My role, as a resident computer scientist is to develop automated methods for working with a collection of newspaper articles. Although I have worked in various domains before, I had little experience in humanities or social sciences. In the course of time, I have observed three things that are important to keep in mind when applying computational approaches to humanities and social sciences.
The first is data preparation. To apply a method, the data need to be prepared in a particular format. Since we were working with unstructured new articles, we therefore had to clean the article, identify segmentations in the pages and extract titles, leads, and main text. This preparatory step is important because it will influence the range of analysis that can be performed, for example: analysis at the document level or sentence level.

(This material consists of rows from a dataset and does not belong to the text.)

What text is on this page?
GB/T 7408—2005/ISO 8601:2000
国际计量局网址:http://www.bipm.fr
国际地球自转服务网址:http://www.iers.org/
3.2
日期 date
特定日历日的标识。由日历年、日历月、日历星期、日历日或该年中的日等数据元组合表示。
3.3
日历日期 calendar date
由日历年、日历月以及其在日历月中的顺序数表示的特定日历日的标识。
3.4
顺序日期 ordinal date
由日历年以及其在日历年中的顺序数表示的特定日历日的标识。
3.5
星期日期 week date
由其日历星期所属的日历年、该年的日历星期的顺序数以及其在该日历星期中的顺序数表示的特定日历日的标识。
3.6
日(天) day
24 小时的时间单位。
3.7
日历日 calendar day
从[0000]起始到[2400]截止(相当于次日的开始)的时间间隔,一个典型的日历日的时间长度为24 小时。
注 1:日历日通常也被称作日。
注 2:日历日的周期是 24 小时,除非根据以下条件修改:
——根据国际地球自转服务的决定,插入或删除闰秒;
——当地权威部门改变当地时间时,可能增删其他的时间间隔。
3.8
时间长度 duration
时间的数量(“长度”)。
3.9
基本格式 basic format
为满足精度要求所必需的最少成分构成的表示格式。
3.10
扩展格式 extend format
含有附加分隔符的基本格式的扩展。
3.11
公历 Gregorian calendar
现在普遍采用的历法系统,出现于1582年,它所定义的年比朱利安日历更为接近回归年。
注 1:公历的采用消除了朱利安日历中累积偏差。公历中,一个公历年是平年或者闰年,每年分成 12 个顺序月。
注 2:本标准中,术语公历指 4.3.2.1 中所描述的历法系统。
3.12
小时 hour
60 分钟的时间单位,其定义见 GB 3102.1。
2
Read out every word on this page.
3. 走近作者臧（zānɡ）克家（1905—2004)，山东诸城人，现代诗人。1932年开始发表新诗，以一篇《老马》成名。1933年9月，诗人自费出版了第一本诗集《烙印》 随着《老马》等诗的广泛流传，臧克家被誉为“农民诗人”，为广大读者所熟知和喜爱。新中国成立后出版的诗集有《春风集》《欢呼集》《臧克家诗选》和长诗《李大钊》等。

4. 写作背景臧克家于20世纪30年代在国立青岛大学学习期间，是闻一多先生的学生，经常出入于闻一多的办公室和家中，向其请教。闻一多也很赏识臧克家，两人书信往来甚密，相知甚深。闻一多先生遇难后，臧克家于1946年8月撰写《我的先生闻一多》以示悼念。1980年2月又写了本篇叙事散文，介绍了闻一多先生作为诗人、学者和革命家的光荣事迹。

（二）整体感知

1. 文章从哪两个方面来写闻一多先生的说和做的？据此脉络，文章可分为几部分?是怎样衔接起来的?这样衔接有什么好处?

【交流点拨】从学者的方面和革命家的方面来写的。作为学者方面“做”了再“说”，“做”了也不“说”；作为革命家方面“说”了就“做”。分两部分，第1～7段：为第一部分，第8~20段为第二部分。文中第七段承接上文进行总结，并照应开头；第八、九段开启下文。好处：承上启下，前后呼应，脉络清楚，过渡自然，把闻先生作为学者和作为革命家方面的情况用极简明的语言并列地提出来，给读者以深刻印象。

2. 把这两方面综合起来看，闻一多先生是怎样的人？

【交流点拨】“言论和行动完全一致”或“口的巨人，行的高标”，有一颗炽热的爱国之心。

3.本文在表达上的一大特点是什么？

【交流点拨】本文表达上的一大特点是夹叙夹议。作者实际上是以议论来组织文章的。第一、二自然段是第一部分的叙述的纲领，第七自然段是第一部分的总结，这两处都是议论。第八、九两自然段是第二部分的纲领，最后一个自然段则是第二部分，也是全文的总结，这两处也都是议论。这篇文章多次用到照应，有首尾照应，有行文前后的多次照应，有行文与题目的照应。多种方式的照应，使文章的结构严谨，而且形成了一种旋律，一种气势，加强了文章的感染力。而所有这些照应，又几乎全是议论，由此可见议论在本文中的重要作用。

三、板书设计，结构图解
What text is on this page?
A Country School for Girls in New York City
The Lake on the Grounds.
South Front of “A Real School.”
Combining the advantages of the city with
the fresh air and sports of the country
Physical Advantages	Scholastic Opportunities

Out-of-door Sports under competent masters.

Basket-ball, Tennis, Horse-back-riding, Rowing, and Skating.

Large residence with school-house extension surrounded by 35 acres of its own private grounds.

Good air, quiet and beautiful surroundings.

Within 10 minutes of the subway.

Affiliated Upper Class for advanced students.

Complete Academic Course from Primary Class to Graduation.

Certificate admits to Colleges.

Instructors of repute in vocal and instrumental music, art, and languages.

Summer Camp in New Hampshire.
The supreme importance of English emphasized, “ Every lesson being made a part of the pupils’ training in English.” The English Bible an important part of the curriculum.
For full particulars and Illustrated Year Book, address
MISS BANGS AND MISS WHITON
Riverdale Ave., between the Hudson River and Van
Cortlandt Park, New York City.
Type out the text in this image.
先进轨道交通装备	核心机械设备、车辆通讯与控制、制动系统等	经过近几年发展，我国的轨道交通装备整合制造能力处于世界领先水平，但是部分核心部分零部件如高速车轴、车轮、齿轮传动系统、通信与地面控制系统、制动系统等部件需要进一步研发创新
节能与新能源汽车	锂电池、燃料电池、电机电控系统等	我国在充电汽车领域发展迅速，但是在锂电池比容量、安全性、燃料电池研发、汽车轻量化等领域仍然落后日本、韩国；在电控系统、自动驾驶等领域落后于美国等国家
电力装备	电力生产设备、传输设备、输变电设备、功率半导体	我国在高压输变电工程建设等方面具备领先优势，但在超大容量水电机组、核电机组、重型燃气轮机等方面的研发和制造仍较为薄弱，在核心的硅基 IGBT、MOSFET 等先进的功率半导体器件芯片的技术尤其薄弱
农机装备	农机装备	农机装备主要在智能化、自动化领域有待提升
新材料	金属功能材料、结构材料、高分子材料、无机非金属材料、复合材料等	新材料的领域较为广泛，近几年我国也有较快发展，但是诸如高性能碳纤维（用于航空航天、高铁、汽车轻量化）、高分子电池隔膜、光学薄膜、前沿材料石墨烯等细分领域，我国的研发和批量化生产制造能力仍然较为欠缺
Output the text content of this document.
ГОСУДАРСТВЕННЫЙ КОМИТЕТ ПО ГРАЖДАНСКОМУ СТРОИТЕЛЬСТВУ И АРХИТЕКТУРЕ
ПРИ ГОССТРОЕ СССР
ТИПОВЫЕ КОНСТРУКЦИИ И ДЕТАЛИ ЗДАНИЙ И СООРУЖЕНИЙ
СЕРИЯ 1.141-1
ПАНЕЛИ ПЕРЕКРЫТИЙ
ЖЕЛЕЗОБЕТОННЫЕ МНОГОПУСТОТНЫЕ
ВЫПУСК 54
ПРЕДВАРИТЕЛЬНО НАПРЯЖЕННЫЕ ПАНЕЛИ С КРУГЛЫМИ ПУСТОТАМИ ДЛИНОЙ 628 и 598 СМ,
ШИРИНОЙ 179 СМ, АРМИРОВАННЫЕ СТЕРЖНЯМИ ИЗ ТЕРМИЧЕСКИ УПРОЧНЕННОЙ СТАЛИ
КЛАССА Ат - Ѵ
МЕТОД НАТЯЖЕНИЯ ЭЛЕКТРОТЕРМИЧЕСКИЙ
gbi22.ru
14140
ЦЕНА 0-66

The next point deals with annotations. Machine learning can help to automatically identify people who are the keypersons or ‘talking heads’ in an article. This requires annotations for the ‘training‘ of the computational model. The quality of automated methods will depend on the ‘training data’. In some cases one can work with publicly available data and annotations. We were working on a new task for which these data and annotations were not available (Bahasa Indonesia in addition to English). We had to generate a reasonable number of annotations by ourselves, which requires a substantial amount of manual work. Mostly this is not foreseen because most people expect that the computer will learn by itself.
The third, last and maybe most interesting observation deals with ‘limitations of methods’. Social science and humanities strive for a 100% accuracy of data. Understandable if you want to read all the articles there are. In the computational approaches however we usually don’t work with 100% accuracy. This is not a problem because our samples are so large that 100% accuracy becomes irrelevant. My humanities colleagues started to question how the limitation of accuracy would affect their analysis.
Especially this last observation showed that there still was a distance between the humanities and computer science. We had to make important decisions about what limitations of the computational methods were comfortable for all of us.
In our project we made our choices and we will present them in conferences to come. What I have learned from these observations is that I am optimistic about the potential collaborations between computer scientists and humanities and social science researchers. Collaboration can be fruitful for both. The Elite Network Shifts project gave us a lot of lessons learned.